O francês implorou que não o colocassem para jogar na quadra 18, cenário daquele que ele considera, com a mais absoluta razão, o jogo maldito de sua carreira e com o qual tinha horríveis pesadelos. Afinal, como sempre estou a escrever neste Blog, para o desassossego dos sofasistas, só quem joga tênis pode compreender a dor de uma derrota. Só quem perdeu um jogo de 11hs sabe qual a dor que acompanha tal derrota. Mahut confessou que foi acometido de uma tristeza indescritível após a derrota e durante os três meses seguintes sofreu de depressão e teve seu sono e humor alterados para bem pior.

Os ingleses ouviram seu pedido e, com a fleuma e o distanciamento de sempre, disseram que o levariam em consideração.

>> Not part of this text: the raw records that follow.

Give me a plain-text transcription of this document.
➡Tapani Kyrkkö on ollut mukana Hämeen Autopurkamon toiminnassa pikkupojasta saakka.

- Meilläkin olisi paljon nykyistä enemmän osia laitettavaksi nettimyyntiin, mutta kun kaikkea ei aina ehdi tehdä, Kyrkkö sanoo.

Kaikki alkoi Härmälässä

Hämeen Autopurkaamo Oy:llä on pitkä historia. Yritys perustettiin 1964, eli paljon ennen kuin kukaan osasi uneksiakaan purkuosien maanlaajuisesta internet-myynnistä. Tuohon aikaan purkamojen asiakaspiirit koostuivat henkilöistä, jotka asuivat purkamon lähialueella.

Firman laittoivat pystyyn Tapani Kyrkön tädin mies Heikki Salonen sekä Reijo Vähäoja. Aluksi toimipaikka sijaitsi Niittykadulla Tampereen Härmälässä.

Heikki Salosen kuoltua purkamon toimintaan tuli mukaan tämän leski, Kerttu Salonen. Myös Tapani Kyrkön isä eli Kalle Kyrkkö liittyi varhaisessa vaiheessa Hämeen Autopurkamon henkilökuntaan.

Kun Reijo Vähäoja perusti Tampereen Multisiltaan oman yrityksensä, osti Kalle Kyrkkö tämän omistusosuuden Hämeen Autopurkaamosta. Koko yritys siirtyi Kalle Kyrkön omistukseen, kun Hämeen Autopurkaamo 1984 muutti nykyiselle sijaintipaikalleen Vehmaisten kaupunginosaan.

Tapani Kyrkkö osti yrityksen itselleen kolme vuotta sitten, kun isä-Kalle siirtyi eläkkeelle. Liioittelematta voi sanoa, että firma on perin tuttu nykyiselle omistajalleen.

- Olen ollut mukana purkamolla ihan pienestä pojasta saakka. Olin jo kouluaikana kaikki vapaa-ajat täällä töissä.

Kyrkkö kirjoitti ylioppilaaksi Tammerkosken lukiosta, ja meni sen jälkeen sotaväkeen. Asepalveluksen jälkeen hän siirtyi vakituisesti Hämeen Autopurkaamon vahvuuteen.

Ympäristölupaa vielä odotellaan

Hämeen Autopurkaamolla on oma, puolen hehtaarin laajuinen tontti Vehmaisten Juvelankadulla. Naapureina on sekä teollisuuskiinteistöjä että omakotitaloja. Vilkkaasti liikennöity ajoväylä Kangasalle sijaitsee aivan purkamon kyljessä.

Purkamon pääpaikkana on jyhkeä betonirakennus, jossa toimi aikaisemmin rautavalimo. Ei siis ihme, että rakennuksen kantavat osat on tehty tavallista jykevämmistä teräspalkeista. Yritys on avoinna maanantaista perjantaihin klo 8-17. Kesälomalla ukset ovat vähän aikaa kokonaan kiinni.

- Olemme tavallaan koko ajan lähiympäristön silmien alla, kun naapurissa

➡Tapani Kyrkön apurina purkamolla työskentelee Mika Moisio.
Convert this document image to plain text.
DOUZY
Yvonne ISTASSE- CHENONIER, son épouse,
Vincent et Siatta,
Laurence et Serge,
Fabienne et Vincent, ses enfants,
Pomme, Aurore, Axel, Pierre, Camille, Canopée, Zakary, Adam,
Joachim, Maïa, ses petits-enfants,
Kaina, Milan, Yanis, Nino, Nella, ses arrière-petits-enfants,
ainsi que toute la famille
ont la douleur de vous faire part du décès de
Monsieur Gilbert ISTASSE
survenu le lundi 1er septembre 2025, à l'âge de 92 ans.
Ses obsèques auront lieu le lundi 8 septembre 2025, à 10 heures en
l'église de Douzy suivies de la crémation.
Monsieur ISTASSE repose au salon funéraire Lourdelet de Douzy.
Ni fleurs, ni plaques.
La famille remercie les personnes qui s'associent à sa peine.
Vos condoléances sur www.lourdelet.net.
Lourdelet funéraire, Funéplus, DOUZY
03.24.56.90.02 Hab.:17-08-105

O que eles, e muito menos Mahut, ou qualquer outra pessoa podia prever é que o Destino interviria com sua imprevisível mão no momento do sorteio da chave do torneio.

Sim, a maldição se repete. Nicolas Mahut e John Isner se enfrentarão na primeira rodada de Wimbledon de 2011 para o assombro de todos – Andy Murray tuitou que a é a coisa mais incrível que já viu no tênis e sugere que a partida seja jogada na Quadra Central, o que dá o tom do que a incrível coincidência está causando nos vestiários e na mídia em Wimbledon.

O que ainda não se sabe é como os protagonistas estão se sentindo e, menos ainda, como reagirão, em quadra. Seja lá qual for que os ingleses escolherão.
Isner foi a todos os “talk-show” nos EUA, ganhou fama e fortuna com a vitória que, se no Brasil saiu no Jornal Nacional, imaginem a repercussão no seu país. Será que o americano está bem com o fato de ter que dar uma revanche? Será que está confiante ou vacila?

E quanto a Mahut? O que será que passa pela cabeça do rapaz? Será que até o dia do jogo ele conseguirá se acertar emocionalmente? Porque, ao receber a notícia, eu imagino que o urubu tenha pousado no seu ombro e a “mardita” tenha tentado se instalar novamente. Ou será que ele conseguirá encontrar em seu coração a força e a motivação para a vingança, que afinal é um prato que se como frio.Acho que os meus mais prolíficos e talentosos comentaristas terão algo a dizer a respeito do assunto– tal matéria prima parece ser moldada para estilo do Sr. Glads.

Quanto ao meu sentimento a respeito, repito o que escrevi antes. O grande herói daquela batalha um ano atrás foi o francês Mahut, pois até o mais preguiçoso dos sofasistas pode imaginar o feito de um tenista que conseguiu por 137 games lidar com o massacrante estresse de defender o seu serviço, feito que, faço questão de lembrar, duvido, e muito, que mais alguém realizará na história.

Isner x Mahut – diferentes lembranças.

Notas relacionadas:

  1. Dez horas!!
  2. 68 dragões e um vencedor.
  3. Na negra
Autor: paulocleto Tags: ,

quinta-feira, 24 de junho de 2010 História, Tênis Masculino | 23:54

68 dragões e um vencedor.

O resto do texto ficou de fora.